Seniman membuat vas ini menggunakan teknik kaca tiup. Permukaannya menampilkan pita merah, putih, dan biru yang berputar. Sementara itu, bagian dasar dan mulut vas memiliki warna hijau zamrud. Perpaduan tersebut membuat tampilannya menyerupai tiang bergaris khas toko pangkas rambut.
Desainnya bahkan terlihat seperti benda dekorasi dari ruang keluarga pada era 1960-an. Vas tersebut memiliki tinggi sedikit lebih dari delapan inci. Meski ukurannya relatif kecil, benda ini memiliki nilai sejarah yang besar.

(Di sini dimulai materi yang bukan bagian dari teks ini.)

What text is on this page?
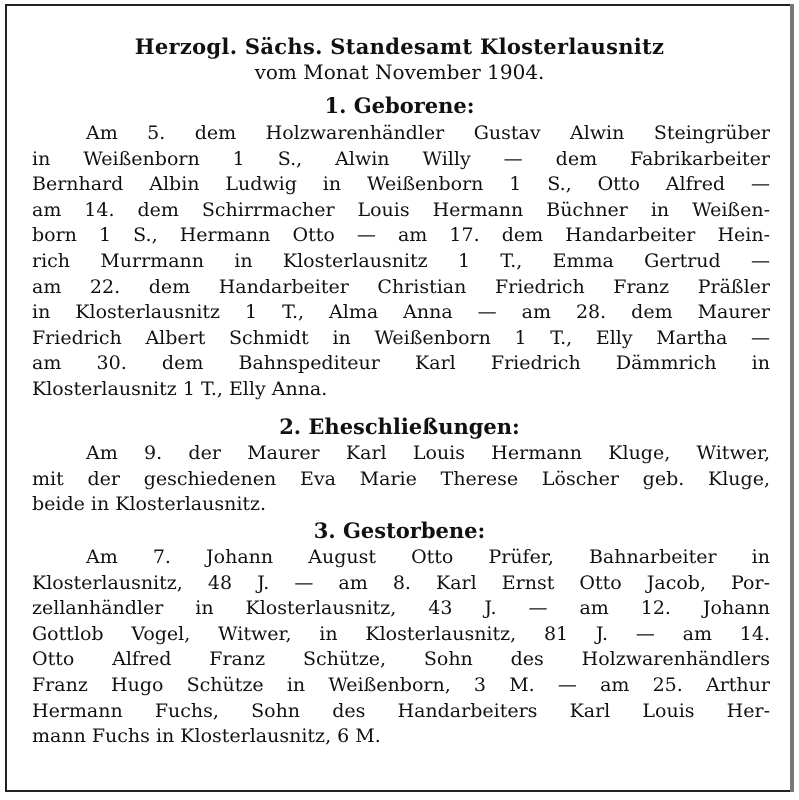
Herzogl. Sächs. Standesamt Klosterlausnitz
vom Monat November 1904.
1. Geborene:
Am 5. dem Holzwarenhändler Gustav Alwin Steingrüber
in Weißenborn 1 S., Alwin Willy — dem Fabrikarbeiter
Bernhard Albin Ludwig in Weißenborn 1 S., Otto Alfred —
am 14. dem Schirrmacher Louis Hermann Büchner in Weißen-
born 1 S., Hermann Otto — am 17. dem Handarbeiter Hein-
rich Murrmann in Klosterlausnitz 1 T., Emma Gertrud —
am 22. dem Handarbeiter Christian Friedrich Franz Präßler
in Klosterlausnitz 1 T., Alma Anna — am 28. dem Maurer
Friedrich Albert Schmidt in Weißenborn 1 T., Elly Martha —
am 30. dem Bahnspediteur Karl Friedrich Dämmrich in
Klosterlausnitz 1 T., Elly Anna.
2. Eheschließungen:
Am 9. der Maurer Karl Louis Hermann Kluge, Witwer,
mit der geschiedenen Eva Marie Therese Löscher geb. Kluge,
beide in Klosterlausnitz.
3. Gestorbene:
Am 7. Johann August Otto Prüfer, Bahnarbeiter in
Klosterlausnitz, 48 J. — am 8. Karl Ernst Otto Jacob, Por-
zellanhändler in Klosterlausnitz, 43 J. — am 12. Johann
Gottlob Vogel, Witwer, in Klosterlausnitz, 81 J. — am 14.
Otto Alfred Franz Schütze, Sohn des Holzwarenhändlers
Franz Hugo Schütze in Weißenborn, 3 M. — am 25. Arthur
Hermann Fuchs, Sohn des Handarbeiters Karl Louis Her-
mann Fuchs in Klosterlausnitz, 6 M.
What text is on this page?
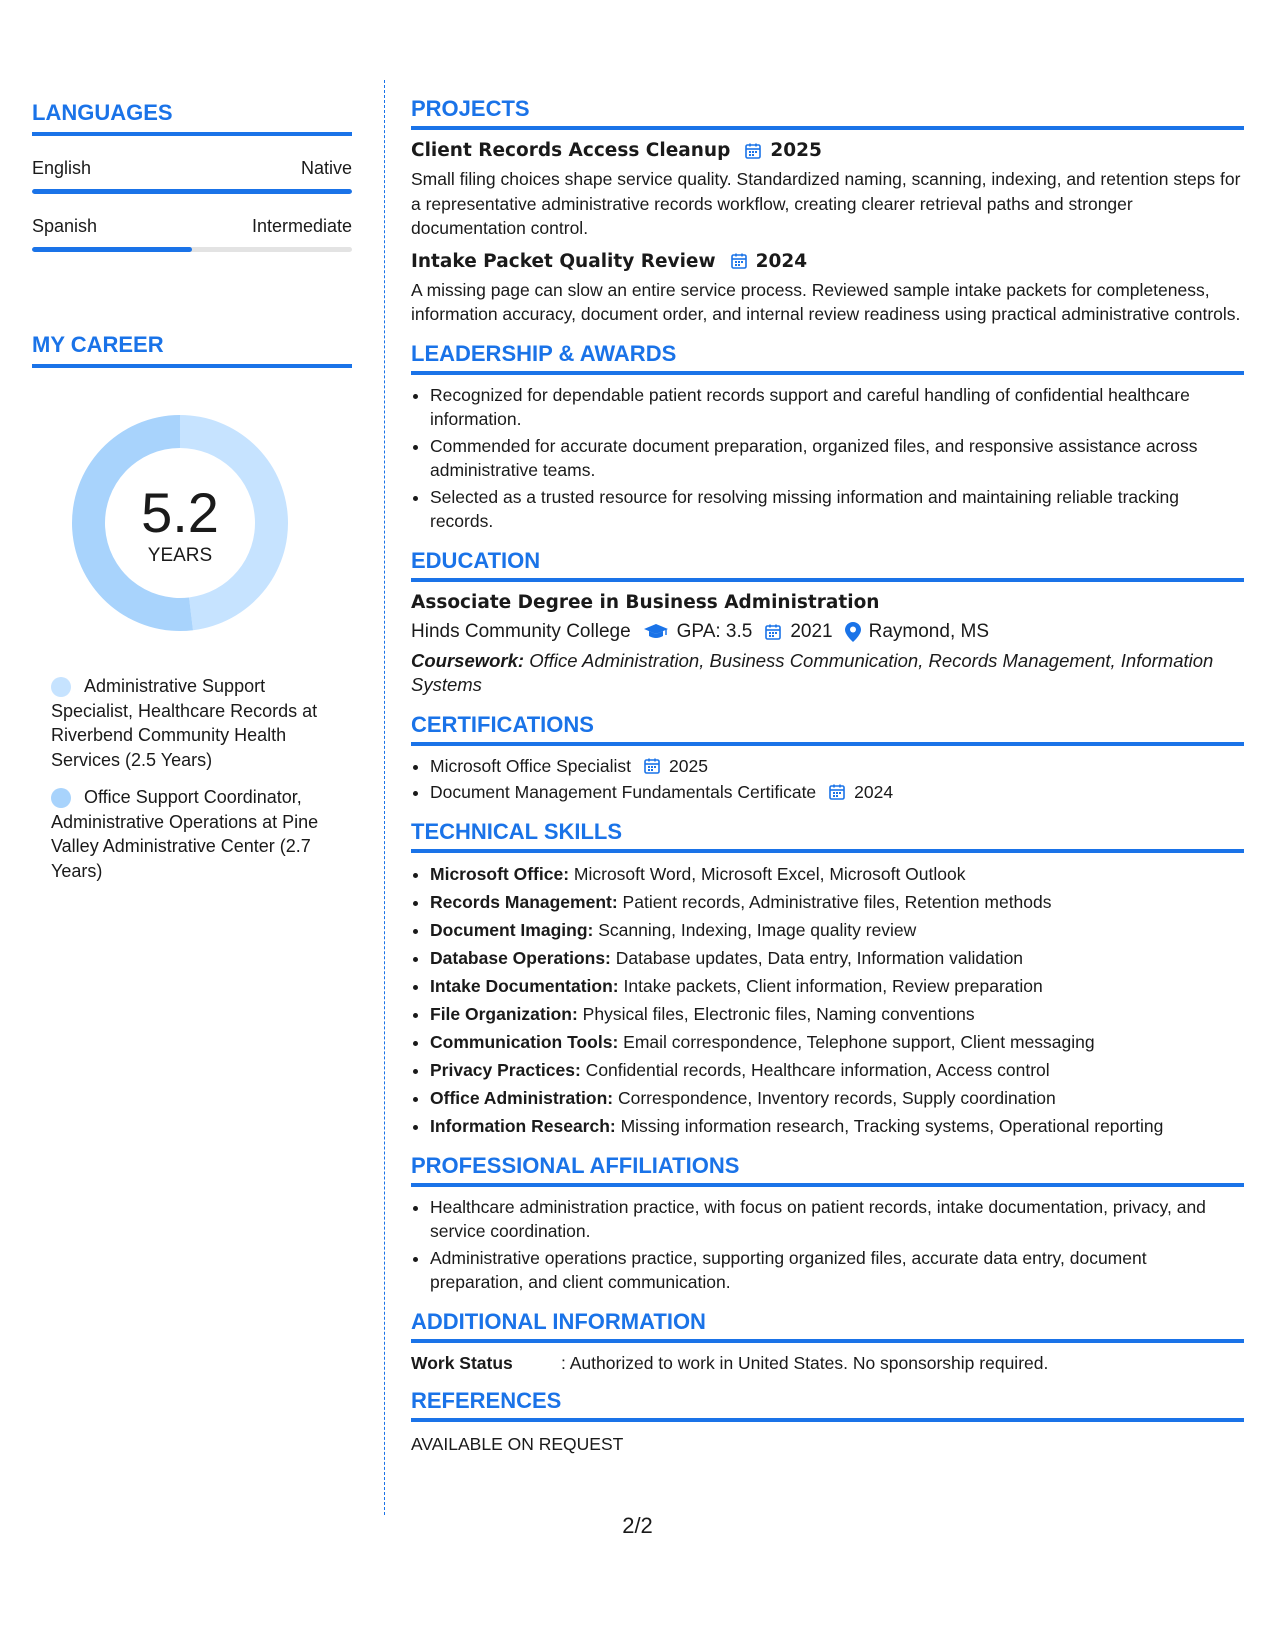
LANGUAGES
English	Native
Spanish	Intermediate
MY CAREER
5.2
YEARS
Administrative Support Specialist, Healthcare Records at Riverbend Community Health Services (2.5 Years)
Office Support Coordinator, Administrative Operations at Pine Valley Administrative Center (2.7 Years)
PROJECTS
Client Records Access Cleanup 2025
Small filing choices shape service quality. Standardized naming, scanning, indexing, and retention steps for a representative administrative records workflow, creating clearer retrieval paths and stronger documentation control.
Intake Packet Quality Review 2024
A missing page can slow an entire service process. Reviewed sample intake packets for completeness, information accuracy, document order, and internal review readiness using practical administrative controls.
LEADERSHIP & AWARDS
• Recognized for dependable patient records support and careful handling of confidential healthcare information.
• Commended for accurate document preparation, organized files, and responsive assistance across administrative teams.
• Selected as a trusted resource for resolving missing information and maintaining reliable tracking records.
EDUCATION
Associate Degree in Business Administration
Hinds Community College GPA: 3.5 2021 Raymond, MS
Coursework: Office Administration, Business Communication, Records Management, Information Systems
CERTIFICATIONS
• Microsoft Office Specialist 2025
• Document Management Fundamentals Certificate 2024
TECHNICAL SKILLS
• Microsoft Office: Microsoft Word, Microsoft Excel, Microsoft Outlook
• Records Management: Patient records, Administrative files, Retention methods
• Document Imaging: Scanning, Indexing, Image quality review
• Database Operations: Database updates, Data entry, Information validation
• Intake Documentation: Intake packets, Client information, Review preparation
• File Organization: Physical files, Electronic files, Naming conventions
• Communication Tools: Email correspondence, Telephone support, Client messaging
• Privacy Practices: Confidential records, Healthcare information, Access control
• Office Administration: Correspondence, Inventory records, Supply coordination
• Information Research: Missing information research, Tracking systems, Operational reporting
PROFESSIONAL AFFILIATIONS
• Healthcare administration practice, with focus on patient records, intake documentation, privacy, and service coordination.
• Administrative operations practice, supporting organized files, accurate data entry, document preparation, and client communication.
ADDITIONAL INFORMATION
Work Status	: Authorized to work in United States. No sponsorship required.
REFERENCES
AVAILABLE ON REQUEST
2/2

Pada bagian vas terdapat tanda pemerintahan Kaisar Qianlong. Tanda tersebut menunjukkan periode pembuatannya pada abad ke-18. Pada masa pemerintahan Qianlong, para pengrajin menghasilkan ratusan ribu benda seni dan kerajinan untuk lingkungan kekaisaran.
Qianlong juga dikenal sebagai salah satu kolektor terbesar dalam sejarah China. Ia memiliki selera terhadap benda-benda mewah dengan warna dan tekstur beragam.
Daisy Wang, Wakil Direktur sekaligus Kepala Kurator Hong Kong Palace Museum, menjelaskan ketertarikan Qianlong terhadap berbagai benda seni. Menurut Wang, sang kaisar menyukai perpaduan warna, tekstur, dan beragam benda berkualitas tinggi.
Vas kaca tersebut sebelumnya menjadi bagian dari pameran di Hong Kong Palace Museum. Museum itu memamerkannya melalui pinjaman dari Beijing Palace Museum hingga Agustus.
Keberadaan vas ini menunjukkan bahwa inovasi seni kaca sudah berkembang dalam lingkungan kekaisaran China pada abad ke-18. Selain itu, desainnya memperlihatkan bagaimana selera seni pada masa Qianlong tidak selalu terpaku pada bentuk tradisional.